Einen großen Anteil hat er auch daran, dass das heutige Mecklenburg-Vorpommern einen festen und prominenten Platz in der Kunstgeschichte hat. Die Ihnen vertrauten Gemälde haben die Landschaftsikonen Mecklenburg-Vorpommerns in der Welt bekannt gemacht, die Klosterruine, die Kreidefelsen auf Rügen und nicht zuletzt die vertraute Silhouette der Stadt Greifswald. Die Landschaften des Nordens ließen Friedrich zeitlebens nicht los, hier entwickelte er sich zum herausragenden Maler von Licht und von Atmosphäre. Das Programm hier in Greifswald kündigt über 200 Veranstaltungen in einem Dreiklang von biografischen Orten, Originalgemälden und Inspirationsquellen an. Danke von Herzen an Oberbürgermeister Stefan Fassbinder und sein Team für die Realisierung dieses ambitionierten, dieses spannenden Vorhabens. Besonders freut es mich, und ich glaube, Sie auch ganz besonders, dass die „Kreidefelsen“ anlässlich des Jubiläumsjahres zum allerersten Mal in Mecklenburg-Vorpommern zu sehen sein werden. Das Pommersche Landesmuseum holt sie und die Themen des Romantikers in das Hier und Jetzt. Ich möchte deshalb auch dem Landesmuseum danken, das sich mit drei Sonderausstellungen in besonderer Weise um Caspar David Friedrich und sein Erbe verdient macht. Der Baubeginn der „Galerie der Romantik“ steht unmittelbar bevor. Der Bund finanziert den Um- und Neubau mit dem Ziel, Greifswald dauerhaft zur Caspar-David-Friedrich-Stadt und das Landesmuseum zum kulturellen Leuchtturm der Romantik im Norden zu machen. Ein Leuchtturm, der weit über den hohen Norden strahlen wird, und das sage ich, aus dem tiefen Süden kommend.

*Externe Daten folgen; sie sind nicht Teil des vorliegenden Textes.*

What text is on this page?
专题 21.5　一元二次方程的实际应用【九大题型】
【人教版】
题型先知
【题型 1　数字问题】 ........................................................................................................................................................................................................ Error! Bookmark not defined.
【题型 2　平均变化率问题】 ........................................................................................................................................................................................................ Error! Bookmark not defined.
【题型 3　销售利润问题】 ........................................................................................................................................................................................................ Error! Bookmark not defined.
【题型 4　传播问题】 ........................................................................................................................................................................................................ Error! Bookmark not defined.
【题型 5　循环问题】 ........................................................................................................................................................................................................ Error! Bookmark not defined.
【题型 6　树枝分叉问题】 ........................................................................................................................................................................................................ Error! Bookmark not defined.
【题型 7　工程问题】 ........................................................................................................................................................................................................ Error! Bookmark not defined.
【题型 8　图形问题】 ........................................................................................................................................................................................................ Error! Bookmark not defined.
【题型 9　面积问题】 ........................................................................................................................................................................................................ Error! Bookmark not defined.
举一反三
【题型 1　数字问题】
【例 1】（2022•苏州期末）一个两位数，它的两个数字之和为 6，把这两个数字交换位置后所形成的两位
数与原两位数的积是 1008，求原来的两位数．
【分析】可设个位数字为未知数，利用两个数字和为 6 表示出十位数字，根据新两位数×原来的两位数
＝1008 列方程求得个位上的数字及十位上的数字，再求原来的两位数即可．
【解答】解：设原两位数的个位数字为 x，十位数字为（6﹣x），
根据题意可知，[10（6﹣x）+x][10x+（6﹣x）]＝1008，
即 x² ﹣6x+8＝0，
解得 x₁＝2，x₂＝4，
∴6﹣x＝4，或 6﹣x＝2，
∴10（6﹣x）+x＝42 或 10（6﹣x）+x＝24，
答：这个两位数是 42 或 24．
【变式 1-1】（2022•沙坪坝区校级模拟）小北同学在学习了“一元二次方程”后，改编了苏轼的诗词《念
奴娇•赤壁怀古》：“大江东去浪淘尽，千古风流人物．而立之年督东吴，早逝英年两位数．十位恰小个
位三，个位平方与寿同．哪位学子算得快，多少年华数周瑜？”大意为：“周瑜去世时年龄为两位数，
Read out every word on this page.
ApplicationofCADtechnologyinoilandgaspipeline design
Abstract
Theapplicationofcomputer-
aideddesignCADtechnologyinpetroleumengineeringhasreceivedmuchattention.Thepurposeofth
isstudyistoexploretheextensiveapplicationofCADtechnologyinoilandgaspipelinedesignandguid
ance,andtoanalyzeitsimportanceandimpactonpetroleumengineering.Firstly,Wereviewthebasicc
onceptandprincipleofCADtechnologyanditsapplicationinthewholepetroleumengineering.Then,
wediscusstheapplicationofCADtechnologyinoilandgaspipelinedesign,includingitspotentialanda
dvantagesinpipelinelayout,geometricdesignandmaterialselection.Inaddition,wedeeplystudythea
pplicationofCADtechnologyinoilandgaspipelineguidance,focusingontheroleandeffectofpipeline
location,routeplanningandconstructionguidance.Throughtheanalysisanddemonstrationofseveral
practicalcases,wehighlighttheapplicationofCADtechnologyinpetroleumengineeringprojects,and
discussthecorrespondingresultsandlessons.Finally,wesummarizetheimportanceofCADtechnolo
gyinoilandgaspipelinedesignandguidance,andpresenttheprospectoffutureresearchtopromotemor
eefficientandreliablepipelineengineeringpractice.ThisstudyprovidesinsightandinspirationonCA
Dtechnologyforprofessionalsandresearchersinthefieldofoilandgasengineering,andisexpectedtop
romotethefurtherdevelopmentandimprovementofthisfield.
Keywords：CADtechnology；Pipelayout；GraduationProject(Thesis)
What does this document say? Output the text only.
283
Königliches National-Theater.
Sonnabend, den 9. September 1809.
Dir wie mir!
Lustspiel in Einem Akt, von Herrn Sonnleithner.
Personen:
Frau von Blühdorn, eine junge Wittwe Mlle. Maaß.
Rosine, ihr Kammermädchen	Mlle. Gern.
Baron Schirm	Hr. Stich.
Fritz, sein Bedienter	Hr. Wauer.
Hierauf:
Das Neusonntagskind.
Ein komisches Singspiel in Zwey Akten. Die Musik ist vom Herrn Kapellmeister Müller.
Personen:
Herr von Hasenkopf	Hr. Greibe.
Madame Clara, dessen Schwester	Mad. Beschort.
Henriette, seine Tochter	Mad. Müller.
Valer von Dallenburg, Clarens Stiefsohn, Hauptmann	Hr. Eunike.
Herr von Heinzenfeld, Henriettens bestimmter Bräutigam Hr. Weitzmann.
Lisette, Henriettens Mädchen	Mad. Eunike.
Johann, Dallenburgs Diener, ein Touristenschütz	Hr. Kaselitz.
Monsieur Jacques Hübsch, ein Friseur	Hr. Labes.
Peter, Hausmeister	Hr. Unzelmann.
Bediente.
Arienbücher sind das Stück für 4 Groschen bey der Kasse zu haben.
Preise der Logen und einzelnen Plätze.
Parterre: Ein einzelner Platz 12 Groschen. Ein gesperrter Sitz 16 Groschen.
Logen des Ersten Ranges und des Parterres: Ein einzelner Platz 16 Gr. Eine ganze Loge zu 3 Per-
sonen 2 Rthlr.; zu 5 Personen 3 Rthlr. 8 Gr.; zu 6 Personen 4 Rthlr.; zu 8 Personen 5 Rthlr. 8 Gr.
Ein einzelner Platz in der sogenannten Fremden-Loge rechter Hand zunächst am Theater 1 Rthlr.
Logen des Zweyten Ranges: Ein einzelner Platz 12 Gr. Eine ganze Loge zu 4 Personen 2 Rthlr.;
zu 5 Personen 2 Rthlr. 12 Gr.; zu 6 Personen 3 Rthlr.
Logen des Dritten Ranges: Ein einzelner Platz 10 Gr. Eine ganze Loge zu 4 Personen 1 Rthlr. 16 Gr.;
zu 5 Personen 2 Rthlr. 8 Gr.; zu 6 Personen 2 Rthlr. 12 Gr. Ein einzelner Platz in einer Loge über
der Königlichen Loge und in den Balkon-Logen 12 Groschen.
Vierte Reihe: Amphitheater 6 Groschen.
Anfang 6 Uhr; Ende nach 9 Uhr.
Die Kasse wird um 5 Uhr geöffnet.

Das Caspar-David-Friedrich-Jubiläumsjahr 2024 feiern wir aber nicht nur hier in Greifswald. Es ist ja schon gesagt worden, es wird überall gefeiert. In Hamburg, in Weimar und es ist natürlich schon ziemlich cool, wenn ich das so sagen darf, dass es auch in New York, im Metropolitan Museum of Art, seinen Platz finden wird. In Berlin wird zum Beispiel an die wichtige Rolle der Nationalgalerie bei der Wiederentdeckung Friedrichs zu Beginn des 20. Jahrhunderts erinnert. Aus heutiger Sicht ist es eigentlich unvorstellbar: Der Maler war in der zweiten Hälfte des 19. Jahrhunderts nahezu in Vergessenheit geraten. Erst die legendäre „Deutsche Jahrhundertausstellung“ 1906 hat den Künstler wieder ins Gedächtnis der Deutschen und der Kunstwelt gerufen. Aber es verwundert nicht, dass er während der Industrialisierung vergessen und erst wiederentdeckt wurde, als vieles, was noch kurz zuvor als Fortschritt galt, kritisch hinterfragt wurde - auch was Ausbeutung der Umwelt und die Entfremdung des Menschen von der Natur betraf.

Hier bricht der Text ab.